Ora giunge l’invito a fermare o disarmare i raid ucraini d’incursione nel territorio russo. Mai dal campo della pace-resa è arrivato un simile invito al Cremlino, che ha fatto ciò che ha voluto nei territori occupati, conquistati e annessi, fermato o rallentato solo dalla resistenza della popolazione ucraina, sostenuta tra mille distinguo dai Paesi occidentali, tra cui l’Italia. Cioè, noi accettiamo obtorto collo di sostenere Kiev, purché combatta ad handicap: può difendersi ma non contrattaccare, le scelte strategiche dei generali di Putin sono libere e tutte permesse, quelle di Zelensky sono contingentate. In sostanza può battersi contro chi gli è entrato in casa, ma con un braccio legato dietro la schiena: la nostra solidarietà si concretizza nell’imposizione di un dislivello, con tanti saluti a chi deve pagarne il prezzo, mentre Mosca ringrazia. Questo limite unilaterale viene fatto discendere dall’articolo 11 della Costituzione, col “ripudio” della guerra “come strumento di offesa alla libertà degli altri popoli e mezzo di risoluzione delle controversie internazionali”. Ma questo sacrosanto “ripudio” non può iniziare oggi, dalla risposta ucraina con le incursioni in terra russa: valeva anche prima — quando nessuno invocava l’articolo 11 — , nel momento cioè in cui é cominciata “l’offesa alla libertà” di un popolo, con l’invasione.

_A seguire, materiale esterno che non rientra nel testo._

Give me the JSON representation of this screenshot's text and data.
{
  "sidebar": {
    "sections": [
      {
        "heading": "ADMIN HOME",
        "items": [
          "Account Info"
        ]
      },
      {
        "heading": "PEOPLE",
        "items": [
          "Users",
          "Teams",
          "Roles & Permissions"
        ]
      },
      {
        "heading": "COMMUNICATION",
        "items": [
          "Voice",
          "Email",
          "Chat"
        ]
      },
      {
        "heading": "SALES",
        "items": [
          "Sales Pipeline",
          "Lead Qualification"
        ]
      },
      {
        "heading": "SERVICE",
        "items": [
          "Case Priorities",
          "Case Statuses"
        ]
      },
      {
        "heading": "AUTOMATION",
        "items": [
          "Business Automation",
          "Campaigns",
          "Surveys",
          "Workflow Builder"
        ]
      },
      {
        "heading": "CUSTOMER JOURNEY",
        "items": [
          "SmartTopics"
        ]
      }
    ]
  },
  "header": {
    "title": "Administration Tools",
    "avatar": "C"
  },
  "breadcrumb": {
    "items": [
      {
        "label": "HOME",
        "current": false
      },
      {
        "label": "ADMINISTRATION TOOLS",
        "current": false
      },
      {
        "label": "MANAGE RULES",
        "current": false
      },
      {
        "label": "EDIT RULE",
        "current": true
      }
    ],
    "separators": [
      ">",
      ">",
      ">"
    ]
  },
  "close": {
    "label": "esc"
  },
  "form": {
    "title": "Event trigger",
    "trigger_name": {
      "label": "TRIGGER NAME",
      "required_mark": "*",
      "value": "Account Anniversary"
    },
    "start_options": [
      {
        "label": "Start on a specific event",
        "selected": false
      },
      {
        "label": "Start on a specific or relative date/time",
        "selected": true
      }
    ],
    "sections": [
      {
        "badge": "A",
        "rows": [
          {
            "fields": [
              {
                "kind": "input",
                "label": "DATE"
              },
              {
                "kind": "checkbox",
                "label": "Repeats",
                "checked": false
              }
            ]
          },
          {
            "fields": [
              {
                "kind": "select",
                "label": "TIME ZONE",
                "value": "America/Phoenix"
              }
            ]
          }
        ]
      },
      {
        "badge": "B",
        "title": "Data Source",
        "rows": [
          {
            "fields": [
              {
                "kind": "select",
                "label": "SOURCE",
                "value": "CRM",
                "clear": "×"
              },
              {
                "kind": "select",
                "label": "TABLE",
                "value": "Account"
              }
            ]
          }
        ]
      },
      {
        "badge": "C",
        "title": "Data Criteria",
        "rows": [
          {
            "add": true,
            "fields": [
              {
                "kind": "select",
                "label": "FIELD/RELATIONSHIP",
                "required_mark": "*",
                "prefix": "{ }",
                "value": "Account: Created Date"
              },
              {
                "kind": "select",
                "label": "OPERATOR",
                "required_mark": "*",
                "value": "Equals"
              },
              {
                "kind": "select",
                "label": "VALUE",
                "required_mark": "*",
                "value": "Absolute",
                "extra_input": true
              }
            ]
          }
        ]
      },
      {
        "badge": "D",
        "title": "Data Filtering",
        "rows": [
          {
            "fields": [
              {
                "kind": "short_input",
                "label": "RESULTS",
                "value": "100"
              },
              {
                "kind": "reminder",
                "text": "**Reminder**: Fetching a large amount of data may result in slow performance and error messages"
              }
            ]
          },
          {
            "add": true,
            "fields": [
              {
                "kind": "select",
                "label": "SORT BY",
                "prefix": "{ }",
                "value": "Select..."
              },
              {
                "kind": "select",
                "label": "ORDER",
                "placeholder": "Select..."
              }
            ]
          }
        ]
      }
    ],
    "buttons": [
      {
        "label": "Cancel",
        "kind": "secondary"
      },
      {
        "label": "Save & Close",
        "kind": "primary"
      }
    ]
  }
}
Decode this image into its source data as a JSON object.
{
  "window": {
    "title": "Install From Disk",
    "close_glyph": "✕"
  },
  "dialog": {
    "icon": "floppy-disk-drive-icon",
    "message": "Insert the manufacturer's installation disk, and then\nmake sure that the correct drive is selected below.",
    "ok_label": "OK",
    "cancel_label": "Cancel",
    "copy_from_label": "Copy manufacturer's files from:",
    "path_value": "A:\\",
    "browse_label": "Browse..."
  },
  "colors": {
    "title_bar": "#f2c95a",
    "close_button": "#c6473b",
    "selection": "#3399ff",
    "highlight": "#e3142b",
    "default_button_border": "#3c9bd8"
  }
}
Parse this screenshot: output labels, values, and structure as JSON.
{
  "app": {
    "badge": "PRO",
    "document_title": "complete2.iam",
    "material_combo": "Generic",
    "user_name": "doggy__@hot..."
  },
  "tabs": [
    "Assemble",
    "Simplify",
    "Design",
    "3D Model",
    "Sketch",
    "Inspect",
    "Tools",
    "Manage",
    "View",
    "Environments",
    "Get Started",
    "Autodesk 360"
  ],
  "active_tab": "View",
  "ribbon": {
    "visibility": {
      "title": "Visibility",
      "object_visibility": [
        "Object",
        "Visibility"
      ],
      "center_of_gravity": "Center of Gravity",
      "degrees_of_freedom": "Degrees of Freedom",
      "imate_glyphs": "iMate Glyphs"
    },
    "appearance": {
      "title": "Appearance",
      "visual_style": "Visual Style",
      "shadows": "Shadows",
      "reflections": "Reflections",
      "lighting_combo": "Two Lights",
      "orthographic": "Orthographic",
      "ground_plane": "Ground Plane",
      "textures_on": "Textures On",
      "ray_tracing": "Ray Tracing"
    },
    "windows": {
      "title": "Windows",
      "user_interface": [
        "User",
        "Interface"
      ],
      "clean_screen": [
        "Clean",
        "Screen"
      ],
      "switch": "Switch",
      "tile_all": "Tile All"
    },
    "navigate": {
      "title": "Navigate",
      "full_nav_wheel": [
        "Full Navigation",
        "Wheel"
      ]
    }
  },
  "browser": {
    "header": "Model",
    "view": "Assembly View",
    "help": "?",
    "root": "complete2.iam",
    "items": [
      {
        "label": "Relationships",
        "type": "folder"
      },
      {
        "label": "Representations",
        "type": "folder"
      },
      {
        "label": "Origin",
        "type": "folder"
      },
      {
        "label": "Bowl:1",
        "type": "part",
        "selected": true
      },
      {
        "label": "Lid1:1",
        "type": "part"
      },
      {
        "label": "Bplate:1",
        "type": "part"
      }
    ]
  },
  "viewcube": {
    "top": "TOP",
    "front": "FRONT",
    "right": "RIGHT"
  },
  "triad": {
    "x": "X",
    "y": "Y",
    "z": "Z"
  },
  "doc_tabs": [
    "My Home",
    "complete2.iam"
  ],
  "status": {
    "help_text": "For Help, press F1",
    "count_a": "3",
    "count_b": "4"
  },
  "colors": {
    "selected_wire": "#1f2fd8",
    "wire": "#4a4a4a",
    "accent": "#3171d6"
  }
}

La realtà dei fatti testimonia tempi, modi e responsabilità delle parti in causa, e anche di chi vuole chiudere oggi il conflitto non ad ogni costo, ma con un costo ben preciso a danno di uno solo dei due contendenti, con i morti altrui condonati e con un Paese sovrano mutilato. Amnistiare fin d’ora l’imperialismo russo non è il modo migliore per arrivare a un negoziato e per riprendere in prospettiva un dialogo con Mosca. Dopo il conflitto e una pace equilibrata per cui bisogna lavorare fin d’ora, mentre si aiuta Kiev a resistere, il vero dialogo nascerà solo dalla capacità dell’Occidente di coinvolgere la Russia in un nuovo piano di sicurezza europeo che riconosca il suo peso e il suo ruolo, e dissolva l’incubo russo in cui gli Stati Uniti e la Ue vogliano smembrare il Paese per annullarne la storia. Ma è oggi, adesso, che si decide con l’esito della guerra la sorte dell’Europa di domani. E la domanda finale è evidente: siamo già giunti al punto, quasi un secolo dopo Monaco, in cui i destini della pace e della democrazia debbano separarsi dopo che per anni ci hanno garantito uniti progresso, crescita e diritti nella libertà europea?